Moi qui pensais, comme un con, que ma possibilité de dépasser, de transcender cette morbidité fondamentale dont parlait Genet résidait dans le projet républicain, dans le statut de citoyen qui ne fait plus de l’Autre mon ennemi ni un potentiel cul à prendre, mais celui dont j’ai besoin pour exister intérieurement. Le seul projet d’épanouissement qui ne soit pas délétère aux pédés est celui de la rencontre avec l’altérité par le projet du politique. Mais cela a un prix, vous le connaissez bien mieux que moi ! Car si le pédé est resté bloqué en phase anale (merci docteur Freud !), il éprouve encore bien du mal à regarder dans ses propres déjections…Question de confort personnel !
L’homosexuel doit accepter cette évidence. Il n’est qu’un point, le point unique de jonction entre les deux grands cercles du féminin et du masculin. Il est bien là c’est vrai, on peut le voir, le localiser, pourquoi pas le dénicher, mais comme tout point, il n’a ni profondeur, ni hauteur, ni largeur, ni superficie. Tout cela, ça se construit ailleurs, en dehors de son slip.
Alors continuez de laisser aboyer tous les abrutis qui vous taxeront d’homophobie. Beaucoup d’homos comme moi savent bien lire ce que vous écrivez, ne se laissent par prendre au piège de la tartufferie bourgeoise d’un Delanoë. Continuez de chercher à démasquer l’effroyable imposture à l’œuvre en ce moment. Le travail que vous avez engagé ne peut être laissé en suspens. Je vous fais pleinement confiance pour savoir que vous tenterez de le mener aussi loin que possible.
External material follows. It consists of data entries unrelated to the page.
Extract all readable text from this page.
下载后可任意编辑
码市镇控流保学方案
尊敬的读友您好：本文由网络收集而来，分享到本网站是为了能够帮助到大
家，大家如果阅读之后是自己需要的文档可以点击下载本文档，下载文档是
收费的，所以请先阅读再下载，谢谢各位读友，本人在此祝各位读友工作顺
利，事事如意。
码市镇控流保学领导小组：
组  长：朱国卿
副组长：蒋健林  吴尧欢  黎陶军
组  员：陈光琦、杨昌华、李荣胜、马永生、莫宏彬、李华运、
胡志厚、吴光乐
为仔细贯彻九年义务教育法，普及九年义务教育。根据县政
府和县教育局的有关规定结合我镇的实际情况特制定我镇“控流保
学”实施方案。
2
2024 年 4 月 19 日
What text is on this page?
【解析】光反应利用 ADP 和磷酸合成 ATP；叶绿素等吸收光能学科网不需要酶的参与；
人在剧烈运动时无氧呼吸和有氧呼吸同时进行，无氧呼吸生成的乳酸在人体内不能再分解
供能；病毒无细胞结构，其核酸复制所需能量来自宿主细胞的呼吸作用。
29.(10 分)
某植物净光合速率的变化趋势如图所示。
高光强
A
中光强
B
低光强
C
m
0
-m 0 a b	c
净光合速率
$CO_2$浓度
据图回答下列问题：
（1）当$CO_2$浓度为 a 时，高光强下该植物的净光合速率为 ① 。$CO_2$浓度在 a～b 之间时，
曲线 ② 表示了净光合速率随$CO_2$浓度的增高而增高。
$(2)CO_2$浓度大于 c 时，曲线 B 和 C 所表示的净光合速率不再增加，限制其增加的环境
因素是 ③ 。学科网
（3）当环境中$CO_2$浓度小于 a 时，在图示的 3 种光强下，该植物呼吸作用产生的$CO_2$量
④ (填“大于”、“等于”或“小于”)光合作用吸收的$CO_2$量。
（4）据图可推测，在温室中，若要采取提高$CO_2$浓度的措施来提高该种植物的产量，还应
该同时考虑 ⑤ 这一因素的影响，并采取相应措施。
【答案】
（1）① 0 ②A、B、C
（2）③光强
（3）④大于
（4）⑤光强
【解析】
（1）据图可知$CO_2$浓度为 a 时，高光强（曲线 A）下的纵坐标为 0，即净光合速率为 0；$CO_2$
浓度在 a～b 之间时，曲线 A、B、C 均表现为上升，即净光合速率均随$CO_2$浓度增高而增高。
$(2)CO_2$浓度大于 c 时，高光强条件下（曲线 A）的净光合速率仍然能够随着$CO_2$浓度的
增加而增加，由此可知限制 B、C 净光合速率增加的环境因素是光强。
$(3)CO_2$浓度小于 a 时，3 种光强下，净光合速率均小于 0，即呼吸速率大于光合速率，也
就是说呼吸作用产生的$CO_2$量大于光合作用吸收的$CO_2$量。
Merci donc pour finir, merci pour tout. De se sentir respecté à ce point, sans calcul, sans stratégie machiavélique de la part de l’autre, sans intérêt à extorquer à plus ou moins long terme, avec la seule intention de laisser parler ceux à qui on demande toujours de se taire, c’est ça que j’appelle le politique. J’ai le sentiment d’avoir une dette envers des gens aussi rares que vous. Et la gratitude est une politesse qui s’oublie en ce moment… Alors voilà, ça m’a fait chaud au cœur de vous lire Alain Soral, chaud à mon p’tit cœur de pédé !
Avec toute mon estime et ma gratitude,
Respectueusement,
N.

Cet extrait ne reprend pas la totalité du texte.